Method After cleaning column names and dates, I engineered three features: Age (2025 − Year_Birth), TotalSpend (sum of category spends), and TotalPurchases (sum of channel purchases). I cleaned Income by removing currency symbols and commas, then converted to numeric (24 missing). I summarized missingness, computed descriptive statistics, created histograms/boxplots/bar charts, and calculated correlations (numeric) and grouped response rates (Education, Marital Status, Country).

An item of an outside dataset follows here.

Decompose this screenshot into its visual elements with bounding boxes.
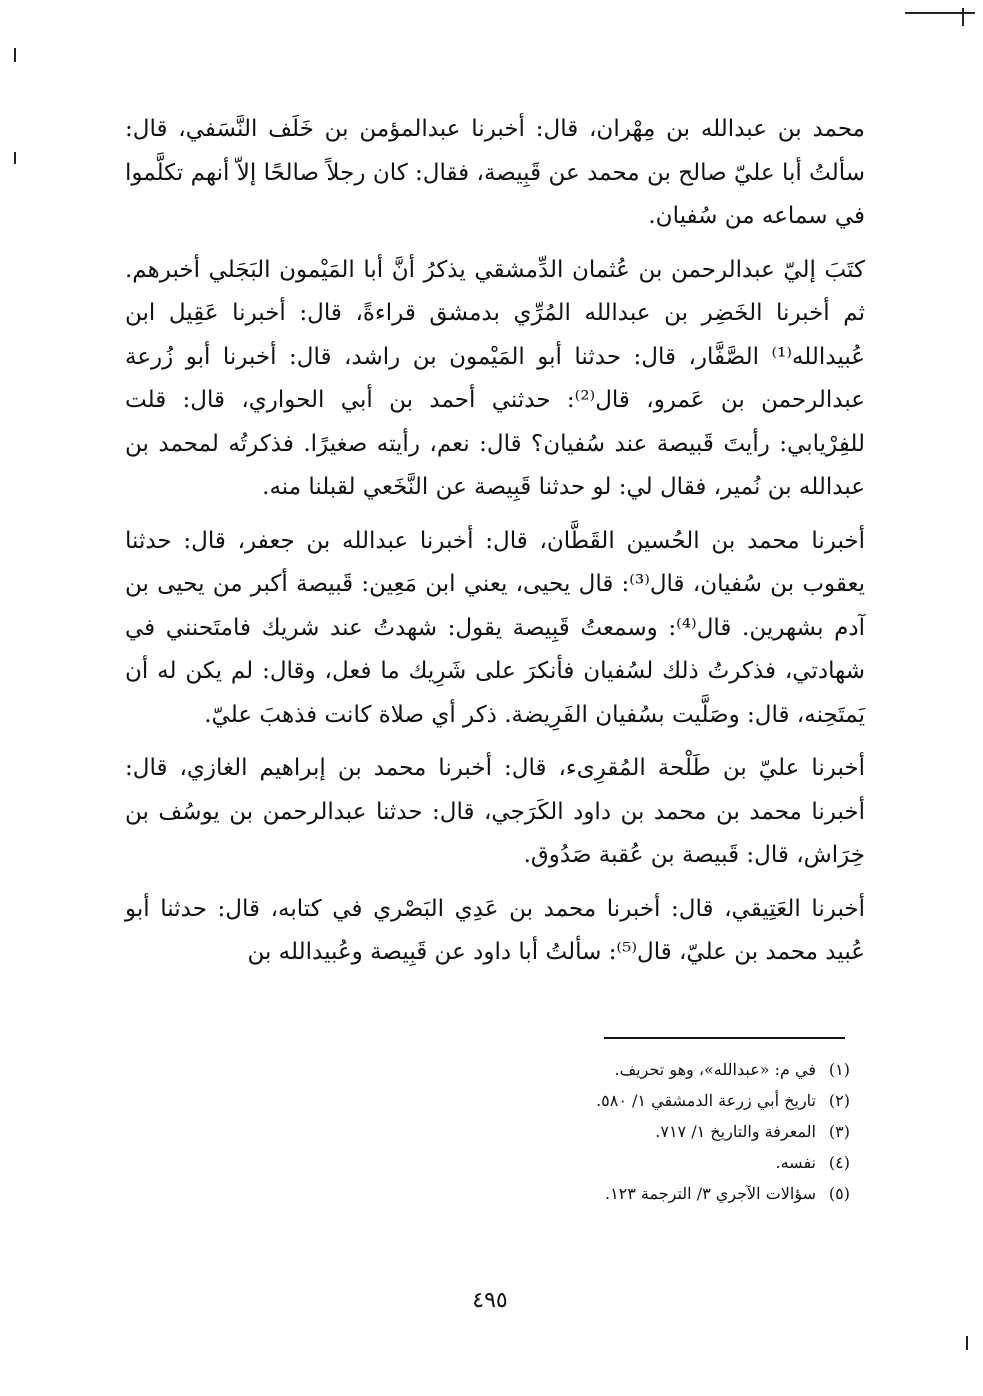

Results Mean age is ~56.2 (median 55). Income (cleaned) averages ~$52.2k (median ~$51.4k) with notable outliers (max ~$666k). Spending is right-skewed (mean TotalSpend ~$606; median 396). Average category spend is dominated by Wines (≈50%) and Meat (≈28%). The overall response rate is ~14.9%. The strongest positive associations with response are TotalSpend (r≈0.27), Wines (r≈0.25), Meat (r≈0.24), and Catalog Purchases (r≈0.22); Kidhome relates weakly and negatively (r≈−0.08). Higher observed response appears in PhD/Master groups and among Single/Divorced/Widow segments; country differences are present, with Spain and South Africa slightly higher. Some categories (e.g., “YOLO/Absurd”, “ME”) have tiny counts and should be disregarded.
Conclusion Response is most closely linked to value and channel: bigger spenders and catalog shoppers are more likely to respond. Marketing should focus on high Wine/Meat spenders and customers with catalog purchase history, while segment tests by education bands may offer incremental lift. Prior to modeling, I recommend handling income outliers and considering feature scaling or winsorization.